The unarmed 17-year-old, wearing such a sweatshirt, was killed by George Zimmerman, a neighborhood watch volunteer who said he acted in self-defense, and was acquitted by a jury in a 2013 trial.
The racially charged case transfixed the United States, and Zimmerman's act was condemned by LeBron James and his fellow Miami Heat players in a photograph in which they posed together in hoodies.
"In hindsight, I should have used different examples," Cuban said on Twitter on Thursday. "I didn't consider the Trayvon Martin family, and I apologize to them for that.
"Beyond apologizing to the Martin family, I stand by the words and substance of the interview," Cuban said.
Cuban's comments come at a particularly sensitive time for the NBA, which on Monday released a summary of the charges it plans to use to force the embattled Sterling and his wife, Shelly, to part with the club they have owned since 1981.
NBA Commissioner Adam Silver has already banned Donald Sterling for life from league activities and fined him $2.5 million over remarks to a woman friend chastising her for associating with black people in public and bringing black friends to Clippers games.
In the weeks since the audio clip of Sterling talking to V. Stiviano was released on gossip website TMZ, the scandal has hung over the Clippers and the league, with players around the NBA demanding Sterling's departure.

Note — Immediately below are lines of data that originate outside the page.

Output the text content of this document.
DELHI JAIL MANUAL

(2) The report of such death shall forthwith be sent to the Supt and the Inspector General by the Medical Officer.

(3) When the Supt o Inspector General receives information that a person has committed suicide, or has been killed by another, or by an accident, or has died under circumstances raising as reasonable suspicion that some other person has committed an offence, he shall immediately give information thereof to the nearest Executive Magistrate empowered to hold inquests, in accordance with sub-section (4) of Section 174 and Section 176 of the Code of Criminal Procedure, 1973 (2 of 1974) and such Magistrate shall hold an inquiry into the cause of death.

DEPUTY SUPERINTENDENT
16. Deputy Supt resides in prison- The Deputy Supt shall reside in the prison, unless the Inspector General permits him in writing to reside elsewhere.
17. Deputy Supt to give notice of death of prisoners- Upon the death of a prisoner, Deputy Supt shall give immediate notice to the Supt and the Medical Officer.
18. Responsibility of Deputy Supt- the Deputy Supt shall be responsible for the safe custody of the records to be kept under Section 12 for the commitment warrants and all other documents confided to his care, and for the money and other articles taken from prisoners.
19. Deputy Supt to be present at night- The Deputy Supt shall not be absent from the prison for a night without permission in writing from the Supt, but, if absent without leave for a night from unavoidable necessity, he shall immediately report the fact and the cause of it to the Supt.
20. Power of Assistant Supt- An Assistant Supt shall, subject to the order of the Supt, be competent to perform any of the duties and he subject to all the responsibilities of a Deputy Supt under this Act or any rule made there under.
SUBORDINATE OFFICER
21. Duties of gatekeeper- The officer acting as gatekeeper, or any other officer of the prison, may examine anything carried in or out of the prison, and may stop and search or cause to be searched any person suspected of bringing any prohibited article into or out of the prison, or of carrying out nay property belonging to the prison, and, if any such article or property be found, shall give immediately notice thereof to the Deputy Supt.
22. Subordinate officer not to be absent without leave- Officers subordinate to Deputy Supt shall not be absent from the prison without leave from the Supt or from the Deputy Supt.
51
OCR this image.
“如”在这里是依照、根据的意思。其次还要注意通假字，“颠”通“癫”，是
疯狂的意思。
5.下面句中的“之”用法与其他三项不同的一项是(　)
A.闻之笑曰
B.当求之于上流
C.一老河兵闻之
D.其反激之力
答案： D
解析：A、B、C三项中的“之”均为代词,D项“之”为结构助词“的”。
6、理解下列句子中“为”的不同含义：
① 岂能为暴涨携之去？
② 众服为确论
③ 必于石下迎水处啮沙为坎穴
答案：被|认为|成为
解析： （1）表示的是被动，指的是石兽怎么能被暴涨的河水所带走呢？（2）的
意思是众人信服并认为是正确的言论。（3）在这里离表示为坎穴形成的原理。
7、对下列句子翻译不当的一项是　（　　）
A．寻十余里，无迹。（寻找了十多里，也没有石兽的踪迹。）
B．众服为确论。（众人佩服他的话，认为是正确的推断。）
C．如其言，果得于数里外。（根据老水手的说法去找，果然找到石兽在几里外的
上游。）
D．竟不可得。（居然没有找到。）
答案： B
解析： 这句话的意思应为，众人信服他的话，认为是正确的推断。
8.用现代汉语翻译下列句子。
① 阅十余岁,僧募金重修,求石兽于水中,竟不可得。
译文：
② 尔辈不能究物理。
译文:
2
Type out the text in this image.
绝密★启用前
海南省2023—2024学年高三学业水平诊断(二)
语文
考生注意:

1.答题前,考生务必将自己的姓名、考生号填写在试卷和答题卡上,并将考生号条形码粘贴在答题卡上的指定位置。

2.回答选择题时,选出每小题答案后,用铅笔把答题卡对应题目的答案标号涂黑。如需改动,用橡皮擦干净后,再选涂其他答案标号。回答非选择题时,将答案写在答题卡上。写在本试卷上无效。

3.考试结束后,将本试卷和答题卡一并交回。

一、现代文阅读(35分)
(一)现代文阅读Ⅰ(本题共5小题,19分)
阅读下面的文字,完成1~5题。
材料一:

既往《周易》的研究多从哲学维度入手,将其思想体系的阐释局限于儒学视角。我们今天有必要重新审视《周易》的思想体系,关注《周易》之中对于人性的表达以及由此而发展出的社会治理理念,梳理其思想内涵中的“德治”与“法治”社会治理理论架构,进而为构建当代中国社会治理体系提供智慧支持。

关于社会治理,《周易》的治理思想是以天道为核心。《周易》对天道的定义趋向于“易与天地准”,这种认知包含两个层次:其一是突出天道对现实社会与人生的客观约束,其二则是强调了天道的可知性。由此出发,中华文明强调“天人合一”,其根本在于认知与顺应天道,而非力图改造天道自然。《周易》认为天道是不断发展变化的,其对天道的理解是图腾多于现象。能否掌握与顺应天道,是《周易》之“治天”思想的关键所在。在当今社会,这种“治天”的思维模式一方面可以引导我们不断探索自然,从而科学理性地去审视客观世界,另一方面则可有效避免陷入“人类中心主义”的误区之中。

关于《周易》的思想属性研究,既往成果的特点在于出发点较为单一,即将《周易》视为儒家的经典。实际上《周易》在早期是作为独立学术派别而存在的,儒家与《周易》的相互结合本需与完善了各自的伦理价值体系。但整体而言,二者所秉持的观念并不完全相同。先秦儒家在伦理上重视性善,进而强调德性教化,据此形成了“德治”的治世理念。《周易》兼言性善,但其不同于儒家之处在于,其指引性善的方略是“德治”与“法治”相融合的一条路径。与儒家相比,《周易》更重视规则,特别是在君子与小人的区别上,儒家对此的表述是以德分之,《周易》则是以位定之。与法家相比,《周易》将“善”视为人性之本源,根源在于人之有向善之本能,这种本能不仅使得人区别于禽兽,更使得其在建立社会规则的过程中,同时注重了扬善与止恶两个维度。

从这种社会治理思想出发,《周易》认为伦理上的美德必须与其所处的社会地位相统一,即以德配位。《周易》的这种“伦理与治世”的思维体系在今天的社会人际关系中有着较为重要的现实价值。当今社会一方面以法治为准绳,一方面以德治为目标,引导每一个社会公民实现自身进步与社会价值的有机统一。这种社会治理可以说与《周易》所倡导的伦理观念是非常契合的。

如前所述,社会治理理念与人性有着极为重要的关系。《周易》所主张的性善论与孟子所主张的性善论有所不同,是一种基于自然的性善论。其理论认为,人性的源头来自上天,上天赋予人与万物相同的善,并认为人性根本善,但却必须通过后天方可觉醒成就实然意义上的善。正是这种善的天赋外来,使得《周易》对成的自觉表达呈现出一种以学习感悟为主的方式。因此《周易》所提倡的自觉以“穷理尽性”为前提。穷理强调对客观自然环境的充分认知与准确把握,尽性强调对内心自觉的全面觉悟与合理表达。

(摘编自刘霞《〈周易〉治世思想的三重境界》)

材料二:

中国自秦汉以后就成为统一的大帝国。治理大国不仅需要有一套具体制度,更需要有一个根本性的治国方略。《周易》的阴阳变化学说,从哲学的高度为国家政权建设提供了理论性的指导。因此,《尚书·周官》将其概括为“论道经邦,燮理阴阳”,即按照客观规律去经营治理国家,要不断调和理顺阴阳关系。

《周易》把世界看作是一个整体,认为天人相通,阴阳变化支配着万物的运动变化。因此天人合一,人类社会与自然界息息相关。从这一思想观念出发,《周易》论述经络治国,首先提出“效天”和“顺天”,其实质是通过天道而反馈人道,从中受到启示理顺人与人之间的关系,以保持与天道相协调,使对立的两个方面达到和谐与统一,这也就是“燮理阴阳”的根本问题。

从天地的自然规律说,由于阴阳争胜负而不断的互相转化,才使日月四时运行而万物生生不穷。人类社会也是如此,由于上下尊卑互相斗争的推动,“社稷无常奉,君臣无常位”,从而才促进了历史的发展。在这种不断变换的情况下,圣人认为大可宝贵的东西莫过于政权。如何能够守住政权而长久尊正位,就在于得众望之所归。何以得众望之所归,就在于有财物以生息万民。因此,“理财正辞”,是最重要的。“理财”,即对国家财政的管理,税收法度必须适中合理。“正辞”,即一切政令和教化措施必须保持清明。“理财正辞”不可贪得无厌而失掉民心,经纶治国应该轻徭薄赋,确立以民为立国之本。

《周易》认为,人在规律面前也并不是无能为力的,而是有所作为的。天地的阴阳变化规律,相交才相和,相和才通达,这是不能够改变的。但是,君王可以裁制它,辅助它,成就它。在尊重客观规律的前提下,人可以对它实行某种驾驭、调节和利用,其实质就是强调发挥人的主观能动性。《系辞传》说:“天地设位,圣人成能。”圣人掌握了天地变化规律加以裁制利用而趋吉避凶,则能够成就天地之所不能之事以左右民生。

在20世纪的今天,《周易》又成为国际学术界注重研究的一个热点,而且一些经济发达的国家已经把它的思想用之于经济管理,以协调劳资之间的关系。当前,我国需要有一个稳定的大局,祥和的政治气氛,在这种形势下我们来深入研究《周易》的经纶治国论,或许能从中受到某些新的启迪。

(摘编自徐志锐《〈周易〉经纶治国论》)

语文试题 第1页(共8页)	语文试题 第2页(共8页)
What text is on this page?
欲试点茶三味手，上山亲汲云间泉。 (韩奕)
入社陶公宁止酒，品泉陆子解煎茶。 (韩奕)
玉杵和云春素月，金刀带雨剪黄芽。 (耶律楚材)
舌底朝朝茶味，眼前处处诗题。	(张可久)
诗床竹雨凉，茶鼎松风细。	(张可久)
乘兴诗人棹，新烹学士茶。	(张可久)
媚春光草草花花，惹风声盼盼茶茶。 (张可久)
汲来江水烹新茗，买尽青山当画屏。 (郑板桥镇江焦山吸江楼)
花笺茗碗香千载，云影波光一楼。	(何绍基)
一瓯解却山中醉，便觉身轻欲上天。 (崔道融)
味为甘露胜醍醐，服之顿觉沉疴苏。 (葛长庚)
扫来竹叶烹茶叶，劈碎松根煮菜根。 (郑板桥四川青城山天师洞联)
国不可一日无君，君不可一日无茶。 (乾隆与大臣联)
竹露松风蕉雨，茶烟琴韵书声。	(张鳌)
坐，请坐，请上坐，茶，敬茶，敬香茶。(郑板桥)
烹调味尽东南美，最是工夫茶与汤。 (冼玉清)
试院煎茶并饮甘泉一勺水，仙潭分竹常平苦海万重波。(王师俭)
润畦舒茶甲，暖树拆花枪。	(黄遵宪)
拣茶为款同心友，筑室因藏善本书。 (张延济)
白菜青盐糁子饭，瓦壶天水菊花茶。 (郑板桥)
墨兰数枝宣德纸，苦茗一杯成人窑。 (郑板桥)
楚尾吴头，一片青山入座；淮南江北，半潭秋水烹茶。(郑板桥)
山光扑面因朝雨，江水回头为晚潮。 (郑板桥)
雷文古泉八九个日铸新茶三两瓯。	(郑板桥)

Silver set a hearing on the matter for June 3, when both parties will be able to provide evidence to support their cases.
He has given Sterling until next Tuesday to respond to the charges, which include damaging the league by making racist comments against African Americans.
When the Sterling scandal broke, Cuban condemned Sterling's comments as "abhorrent" and "obviously racist."
Even so, he initially cautioned that to ban Sterling from the league would be a "very slippery slope" although he has since pledged his support to Silver.